Still.not.Pope.

Apr 19, 2011 22:38

- I think I'll wait until episode 3 or 4 to start watching Game of Thrones. I like to have a vue d'ensemble.

- However, I'm more than pleasantly surprised by The Borgias. I was apprehensive about it because of that other ridiculous Showtime mistake about the Tudors, but I was wrong. First, it doesn't suffer from having a central character who's much less interesting than, well, pretty much everyone around him. Plus, it has Jeremy Irons. I went into this for him, and so far, he's a delight. In the latest episode, during that well-played bit of exposition where he explained to his youngest son the intricacies of the Italian states AND manipulated him towards his goals, I cackled. And when poor Gioffre ended up telling him "I'll marry whoever you want me to", Jeremy Irons gave him such a look that I could have sworn he was about to say: "Well, since you mention it...". It was excellent.

- I'm also...delighted is not exactly the word, but I'm really enjoying Cardinal della Rovere's adventures. First because Colm Feore is a wonderful actor, and second because I sometimes feel like yelling "still not Pope!" (I need an icon of this) pretty much every time I see him. Aww, only 11 years to wait, future Battle Pope. Plus, since he's unkillable, I'm sort of wondering how many perils he'll have to live through. But more seriously, he's a wonderfully intense character.

Cesare works for me. The character is fascinating and makes you feel for him, which isn't exactly a given, while showing his practicality and ruthlessness. And there was that disturbing bit with the garotte and the watermelon, or the one with him touching the spy's scars, so he's not just the man forced into priesthood and pining for an innocence he never had. And his relationship with Lucrezia is wonderful, so far. It's innocent but very, very close, and even if it never goes further, you can already see why the rumours will take (apart from the fact that people were disposed to hate them and to believe the worst, of course) I also loved his scenes with his mother: loving, but also slightly threatening when he finds her with Theo (Cicero! Mr Collins!), and when he takes her to the wedding, he does it for her, of course, but also as a gesture of defiance vis-à-vis his father.

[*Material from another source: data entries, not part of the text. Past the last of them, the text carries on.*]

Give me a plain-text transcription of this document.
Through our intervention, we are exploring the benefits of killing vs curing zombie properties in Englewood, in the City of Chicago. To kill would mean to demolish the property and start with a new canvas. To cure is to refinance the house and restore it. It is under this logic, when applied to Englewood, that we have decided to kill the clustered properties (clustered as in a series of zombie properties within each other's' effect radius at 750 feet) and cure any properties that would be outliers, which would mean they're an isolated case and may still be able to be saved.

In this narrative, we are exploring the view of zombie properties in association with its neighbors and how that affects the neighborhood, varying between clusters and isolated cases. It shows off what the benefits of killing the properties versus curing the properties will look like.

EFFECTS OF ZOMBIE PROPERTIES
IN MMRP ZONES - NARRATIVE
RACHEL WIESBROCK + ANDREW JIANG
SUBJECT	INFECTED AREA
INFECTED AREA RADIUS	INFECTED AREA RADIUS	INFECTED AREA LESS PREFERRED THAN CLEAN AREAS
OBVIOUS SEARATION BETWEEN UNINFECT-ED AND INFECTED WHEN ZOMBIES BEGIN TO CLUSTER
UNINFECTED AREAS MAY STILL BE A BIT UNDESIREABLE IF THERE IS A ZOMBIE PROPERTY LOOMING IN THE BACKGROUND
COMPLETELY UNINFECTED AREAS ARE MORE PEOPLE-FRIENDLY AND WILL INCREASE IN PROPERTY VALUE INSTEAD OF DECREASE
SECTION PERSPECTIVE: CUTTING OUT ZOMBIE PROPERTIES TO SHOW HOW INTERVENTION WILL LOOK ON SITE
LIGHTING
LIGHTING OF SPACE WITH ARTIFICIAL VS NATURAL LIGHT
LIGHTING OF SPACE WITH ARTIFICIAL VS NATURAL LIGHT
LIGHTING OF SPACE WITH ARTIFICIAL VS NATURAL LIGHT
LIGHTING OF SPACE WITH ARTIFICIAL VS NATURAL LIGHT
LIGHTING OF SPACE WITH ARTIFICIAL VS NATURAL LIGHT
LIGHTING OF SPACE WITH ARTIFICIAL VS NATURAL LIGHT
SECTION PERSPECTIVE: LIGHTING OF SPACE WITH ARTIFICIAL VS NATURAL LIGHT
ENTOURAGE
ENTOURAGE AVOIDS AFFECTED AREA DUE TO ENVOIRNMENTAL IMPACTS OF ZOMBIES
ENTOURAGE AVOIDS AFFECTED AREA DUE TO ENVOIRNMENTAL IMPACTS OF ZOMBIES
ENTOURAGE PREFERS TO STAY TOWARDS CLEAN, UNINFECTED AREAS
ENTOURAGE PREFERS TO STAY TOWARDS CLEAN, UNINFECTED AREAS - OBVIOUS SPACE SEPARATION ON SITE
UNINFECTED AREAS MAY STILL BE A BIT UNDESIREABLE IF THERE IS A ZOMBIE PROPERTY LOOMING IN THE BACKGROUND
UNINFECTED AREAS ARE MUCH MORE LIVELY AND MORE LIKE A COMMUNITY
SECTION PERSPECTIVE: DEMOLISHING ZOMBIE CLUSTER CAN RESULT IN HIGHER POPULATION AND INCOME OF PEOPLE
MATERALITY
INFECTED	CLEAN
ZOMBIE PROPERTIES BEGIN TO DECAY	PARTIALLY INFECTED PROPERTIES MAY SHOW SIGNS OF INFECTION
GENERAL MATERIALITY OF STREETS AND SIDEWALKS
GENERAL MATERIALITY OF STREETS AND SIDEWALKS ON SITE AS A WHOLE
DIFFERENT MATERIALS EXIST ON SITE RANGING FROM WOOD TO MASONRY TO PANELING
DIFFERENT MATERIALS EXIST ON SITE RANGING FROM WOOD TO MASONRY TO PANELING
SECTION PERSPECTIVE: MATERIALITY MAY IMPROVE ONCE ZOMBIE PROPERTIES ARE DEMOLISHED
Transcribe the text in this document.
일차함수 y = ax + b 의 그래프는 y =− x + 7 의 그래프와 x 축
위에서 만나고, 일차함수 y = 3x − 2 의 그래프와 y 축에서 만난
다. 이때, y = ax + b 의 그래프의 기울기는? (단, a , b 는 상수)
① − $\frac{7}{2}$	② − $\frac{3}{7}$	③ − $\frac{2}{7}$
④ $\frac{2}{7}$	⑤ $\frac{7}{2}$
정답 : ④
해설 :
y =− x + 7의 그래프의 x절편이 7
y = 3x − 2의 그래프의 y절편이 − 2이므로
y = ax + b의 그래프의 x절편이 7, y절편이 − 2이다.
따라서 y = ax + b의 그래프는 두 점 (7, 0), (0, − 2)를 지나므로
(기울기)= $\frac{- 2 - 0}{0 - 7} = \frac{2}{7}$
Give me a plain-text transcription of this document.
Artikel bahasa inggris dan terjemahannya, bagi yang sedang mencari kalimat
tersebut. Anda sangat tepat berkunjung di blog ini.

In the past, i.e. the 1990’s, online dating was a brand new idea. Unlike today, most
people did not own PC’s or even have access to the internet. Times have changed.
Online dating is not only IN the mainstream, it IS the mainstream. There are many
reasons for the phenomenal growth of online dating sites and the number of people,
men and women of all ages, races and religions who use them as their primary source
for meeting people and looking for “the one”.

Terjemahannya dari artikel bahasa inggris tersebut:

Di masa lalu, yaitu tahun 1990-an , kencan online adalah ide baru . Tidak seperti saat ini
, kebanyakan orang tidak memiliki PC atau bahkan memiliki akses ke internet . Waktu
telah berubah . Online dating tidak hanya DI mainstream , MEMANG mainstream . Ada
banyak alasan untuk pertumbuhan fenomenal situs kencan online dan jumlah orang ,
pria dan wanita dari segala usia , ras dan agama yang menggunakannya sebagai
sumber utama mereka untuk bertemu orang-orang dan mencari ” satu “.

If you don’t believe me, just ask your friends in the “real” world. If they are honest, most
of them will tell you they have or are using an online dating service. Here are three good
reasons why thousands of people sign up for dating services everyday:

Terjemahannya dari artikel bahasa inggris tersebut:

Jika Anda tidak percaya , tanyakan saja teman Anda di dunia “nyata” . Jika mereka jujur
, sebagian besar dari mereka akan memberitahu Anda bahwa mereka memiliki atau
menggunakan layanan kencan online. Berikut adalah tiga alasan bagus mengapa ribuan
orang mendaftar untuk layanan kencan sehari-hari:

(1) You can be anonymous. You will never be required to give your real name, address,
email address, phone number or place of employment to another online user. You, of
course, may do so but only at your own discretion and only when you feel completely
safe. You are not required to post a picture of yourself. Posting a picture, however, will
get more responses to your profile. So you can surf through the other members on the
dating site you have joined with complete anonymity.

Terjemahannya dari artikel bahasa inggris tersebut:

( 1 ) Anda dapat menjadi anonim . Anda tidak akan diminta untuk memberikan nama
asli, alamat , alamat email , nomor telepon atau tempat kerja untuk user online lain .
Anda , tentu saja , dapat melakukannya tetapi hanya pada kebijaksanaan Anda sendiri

- Episode 4: I was distracted at first because I kept wondering who was the actor playing Giovanni Borgia. It's stupidface Lepidus (from Rome and, er, history), who was ineffectively mumbling in the corner while Marc Antony and Octavian were being their ruthless, predatory selves. Blech.

- Machiavelli. Yeah, that one didn't work so well, because: 1)working for Piero de Medici, but fine, they wanted to introduce him at that point. 2)They seem to have gone for the sinister ageing éminence grise look, which...sigh. Come on, he wasn't even 25 at the time, he wasn't a Talleyrand, all right, and he hadn't written The Prince yet. (It reminds me of the wtfuckery of Cato as a cranky old grandpa in Rome, when he was younger than Caesar.) I reserce judgment, but I'm afraid they'll depict him as a, well, machiavellian character, which would be just a tad lazy. And they'll have to explain (or not , I suppose, since this isn't Quattrocento Florence) how he'll come to work for the Republic once they've chased Piero de Medici, given the way they've introduced him. Never mind. It's nothing unsalvageable, and I look forward to seeing more of him.

- Putting the pieces in place for the French invasion: pretty well done. First with the map exposition scene, then with the conversation between della Rovere, Machiavelli and Piero de Medici, and then with Savonarola's prophecy.

- Joanne Whalley is quite wonderful as Vanozza (although, where does the "former courtesan" thing come from? She was married a lot but that one seems to be all on the show. Oh well, I suppose it's a shortcut for "did have a colourful past. And four children with a Cardinal".), and I like what I've seen of Giulia Farnese and of her relationship with Lucrezia.

But mostly, Jeremy Irons hamming it up and the adventures of still-not-pope (11 years!) della Rovere fill my heart with joy, so far.

I'm kind of greedy, because seeing Piero de Medici, whose much more interesting father died right before the series started, and king Ferrante of Naples in the 3rd episode, made me think that I'd love to see a series about Lorenzo's Florence, and particularly about that episode following the Pazzi conspiracy, when Lorenzo de Medici fled Florence, went to Naples and managed to convince Ferrante, who had attacked Florence at the behest of Pope Sixtus IV, to switch allegiances. It would be a wonderful piece of drama. I suppose I'll have that reaction fairly often in the series, because we'll keep seeing characters whose history is fascinating in its own right and would merit a few episodes, and we'll only get glimpses of them.